TABLE 1-10. Differences Between State Plan and Waiver Services
|State Plan Service||1915(c) Waiver Services|
|Entitlement||States must provide services to all beneficiaries who qualify for Medicaid||States may limit the number of individuals served and restrict services to specific groups (e.g., age 65 or older, persons with MR/DD)|
|Scope||Must be available in the same amount, scope, and duration to all beneficiaries across the state||May limit amount, scope and duration to specific geographic areas or beneficiary groups|
|Duplication between HCBS and the State Plan||Services provided in accordance with state plan||May not duplicate services available in the state plan; may have different limits, definitions, or providers than state plan services|
|Service Criteria||Must meet state plan requirements for services||Must meet the state’s nursing home LOC criteria|
|Income||Must be SSI eligible or meet the state’s community-based income-eligibility standard||State may set eligibility up to 300 percent ($1,869) of the monthly federal SSI payment standard ($623) if also used for nursing home eligibility|
|Approval Period||Continuous unless amended by the appropriate state agency||Initial waivers approved for three years; renewals for five years|
For example, roughly 37,000 Medicaid beneficiaries living in residential settings are served under the state plan in North Carolina (20,442), Michigan (10,300), and Missouri (6,000). Waiver participation is highest in Wisconsin (8,542), Washington (6,193), Oregon (5,983), and Arizona (4,034). Florida serves 3,623 beneficiaries in its waiver program and 11,389 through the state plan.

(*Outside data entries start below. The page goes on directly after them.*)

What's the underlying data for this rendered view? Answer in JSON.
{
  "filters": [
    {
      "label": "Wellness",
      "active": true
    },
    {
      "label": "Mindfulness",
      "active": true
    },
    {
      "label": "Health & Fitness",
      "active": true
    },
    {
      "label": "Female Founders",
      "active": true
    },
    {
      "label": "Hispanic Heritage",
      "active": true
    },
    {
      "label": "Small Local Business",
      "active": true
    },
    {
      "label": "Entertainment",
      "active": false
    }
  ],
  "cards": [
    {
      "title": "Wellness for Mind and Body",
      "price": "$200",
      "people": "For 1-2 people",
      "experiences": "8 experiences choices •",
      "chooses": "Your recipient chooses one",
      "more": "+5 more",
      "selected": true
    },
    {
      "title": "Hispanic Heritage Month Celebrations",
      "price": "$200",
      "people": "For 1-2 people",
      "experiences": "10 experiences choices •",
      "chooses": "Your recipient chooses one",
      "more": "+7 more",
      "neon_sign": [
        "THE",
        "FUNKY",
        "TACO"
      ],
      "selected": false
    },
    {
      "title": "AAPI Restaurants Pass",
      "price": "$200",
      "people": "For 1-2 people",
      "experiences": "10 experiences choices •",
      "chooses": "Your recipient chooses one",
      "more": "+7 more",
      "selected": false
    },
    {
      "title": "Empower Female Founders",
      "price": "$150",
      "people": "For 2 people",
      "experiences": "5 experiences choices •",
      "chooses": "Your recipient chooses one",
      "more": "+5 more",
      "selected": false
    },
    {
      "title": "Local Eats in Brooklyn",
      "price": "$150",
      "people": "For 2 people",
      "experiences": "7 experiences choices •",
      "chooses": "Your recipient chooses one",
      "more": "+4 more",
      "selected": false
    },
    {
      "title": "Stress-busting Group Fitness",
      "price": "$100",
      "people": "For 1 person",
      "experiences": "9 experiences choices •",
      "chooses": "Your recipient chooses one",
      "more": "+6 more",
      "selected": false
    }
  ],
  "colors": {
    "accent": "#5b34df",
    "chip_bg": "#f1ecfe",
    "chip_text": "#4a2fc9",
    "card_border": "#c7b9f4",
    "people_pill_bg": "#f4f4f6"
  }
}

States do not report the number of Medicaid beneficiaries in residential care settings by age or type of disability. The vast majority of the individuals served are age 65 and older but some may be under age 65. Some may have serious mental illness, acquired brain injuries, or MR/DD. Whatever their age or diagnosis, to be eligible for Medicaid coverage they must meet either the state’s nursing home LOC criteria for waiver services or the state’s service criteria for Medicaid state plan personal care services.
Participation figures are under-reported since a few states do not track and report the number of Medicaid beneficiaries by home or community settings. A few states reported the annual unduplicated number of Medicaid beneficiaries served in residential care settings, but most reported the number of people for a given month. Based on available data, participation is estimated to be just over 115,000 in 2007, down from 121,282 in 2004.
26. Except in 209(b) states which have a Medicaid income-eligibility threshold that is lower than the federal SSI payment.